The natural response would have been to listen to some of Scott Heron’s best work. And what a fine selection to choose from: The Revolution Will Not Be Televised, The Bottle, Pieces of a Man, I’m New Here.
But when Scott Heron died one comment stuck with me: the description of him as “the godfather of rap”. Heron’s influence on hip hop is undoubted – his poetic, spoken word vocals and proto-rap anthems giving rise to and influencing hip hop. He’s described as having drawn on an oral poetry tradition that reached back to the blues and forward to hip-hop. And to top it all, one day he casually drops I’m New Here, an absolute modern classic.
The description of Scott Heron made me think about who I would describe as the “godfather of UK hip hop”. And I quickly and easily settled on Linton Kwesi Johnson, and I’ve been listening to him loads ever since.
In the same way the music of Scott Heron during the ‘70s influenced and helped engender the origins of hip hop in America, the development of the genre in the UK owes much to the influence of Jamaican music on generations of Caribbean immigrants to the UK – from the Windrush generation to the present day.
Soul Jazz Records’ online review, of the excellent An England Story – The Culture of the MC in the UK, which is released on the label, notes: “The global pre-eminence of American hip hop means that music like grime and UK hip hop is often seen as a form of rap, whereas it owes as much to reggae music and culture as it does to any American influence.”
Or as Rodney P apparently once put it: “This is a UK thing. It’s hip hop and it’s reggae, and we do reggae – and those Americans don’t know about that.”
An England Story shows the links and musical path from the arrival of UK “fast chat” dancehall styles and sound systems in the early ‘80s, through successive musical movements such as jungle, UK hip-hop, up to today’s garage, grime and dub-step.

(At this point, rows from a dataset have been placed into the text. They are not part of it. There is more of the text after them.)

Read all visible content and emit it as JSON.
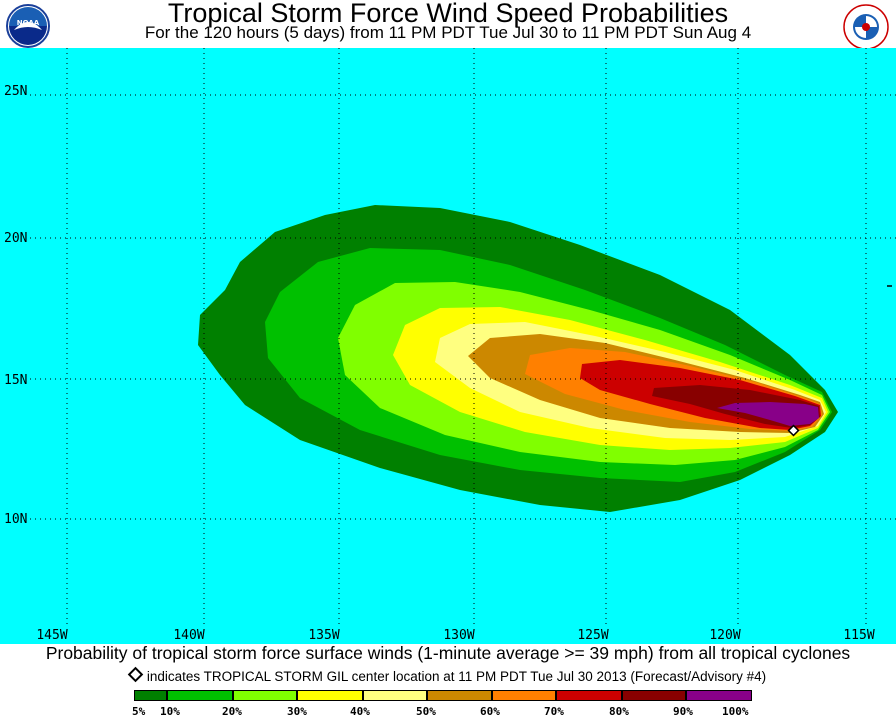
{
  "header": {
    "title": "Tropical Storm Force Wind Speed Probabilities",
    "subtitle": "For the 120 hours (5 days) from 11 PM PDT Tue Jul 30 to 11 PM PDT Sun Aug 4",
    "logo_left": "NOAA",
    "logo_right": "NATIONAL WEATHER SERVICE"
  },
  "map": {
    "ocean_color": "#00ffff",
    "longitude_labels": [
      "145W",
      "140W",
      "135W",
      "130W",
      "125W",
      "120W",
      "115W"
    ],
    "latitude_labels": [
      "25N",
      "20N",
      "15N",
      "10N"
    ],
    "storm_center": {
      "lon": -117.7,
      "lat": 13.2,
      "name": "TROPICAL STORM GIL"
    },
    "probability_bands": [
      {
        "label": "5%",
        "color": "#008000"
      },
      {
        "label": "10%",
        "color": "#00c000"
      },
      {
        "label": "20%",
        "color": "#80ff00"
      },
      {
        "label": "30%",
        "color": "#ffff00"
      },
      {
        "label": "40%",
        "color": "#ffff80"
      },
      {
        "label": "50%",
        "color": "#cc8800"
      },
      {
        "label": "60%",
        "color": "#ff8000"
      },
      {
        "label": "70%",
        "color": "#cc0000"
      },
      {
        "label": "80%",
        "color": "#880000"
      },
      {
        "label": "90%",
        "color": "#880088"
      }
    ]
  },
  "caption": "Probability of tropical storm force surface winds (1-minute average >= 39 mph) from all tropical cyclones",
  "note": "indicates TROPICAL STORM GIL center location at 11 PM PDT Tue Jul 30 2013 (Forecast/Advisory #4)",
  "legend": {
    "labels": [
      "5%",
      "10%",
      "20%",
      "30%",
      "40%",
      "50%",
      "60%",
      "70%",
      "80%",
      "90%",
      "100%"
    ]
  }
}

In amongst this British Jamaican musical diaspora, Linton Kwesi Johnson’s late ‘70s and early ’80 spoken word dub poetry, patois-inflected rhymes and bass culture, is yet another link in this musical path, helping to engender UK hip hop as it is now.

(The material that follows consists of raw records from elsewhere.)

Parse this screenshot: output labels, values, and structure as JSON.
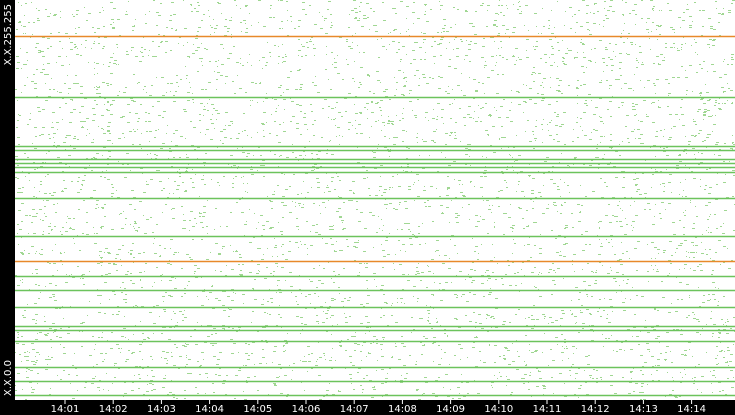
{
  "y_axis": {
    "top_label": "X.X.255.255",
    "bottom_label": "X.X.0.0"
  },
  "x_axis": {
    "ticks": [
      "14:01",
      "14:02",
      "14:03",
      "14:04",
      "14:05",
      "14:06",
      "14:07",
      "14:08",
      "14:09",
      "14:10",
      "14:11",
      "14:12",
      "14:13",
      "14:14"
    ]
  }
}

Inglan is a Bitch with its looping horn and head-nodding rhythm should grace any UK hip hop producer’s list of influences; Sonny’s Lettah lyrically amazing; Fite Dem Back with its “smash their brains in” refrain enough to rouse the most apathetic.
Linton Kwesi Johnson is a true legend, a national treasure and gets my vote for the godfather of UK hip hop. But isn’t there some new material due?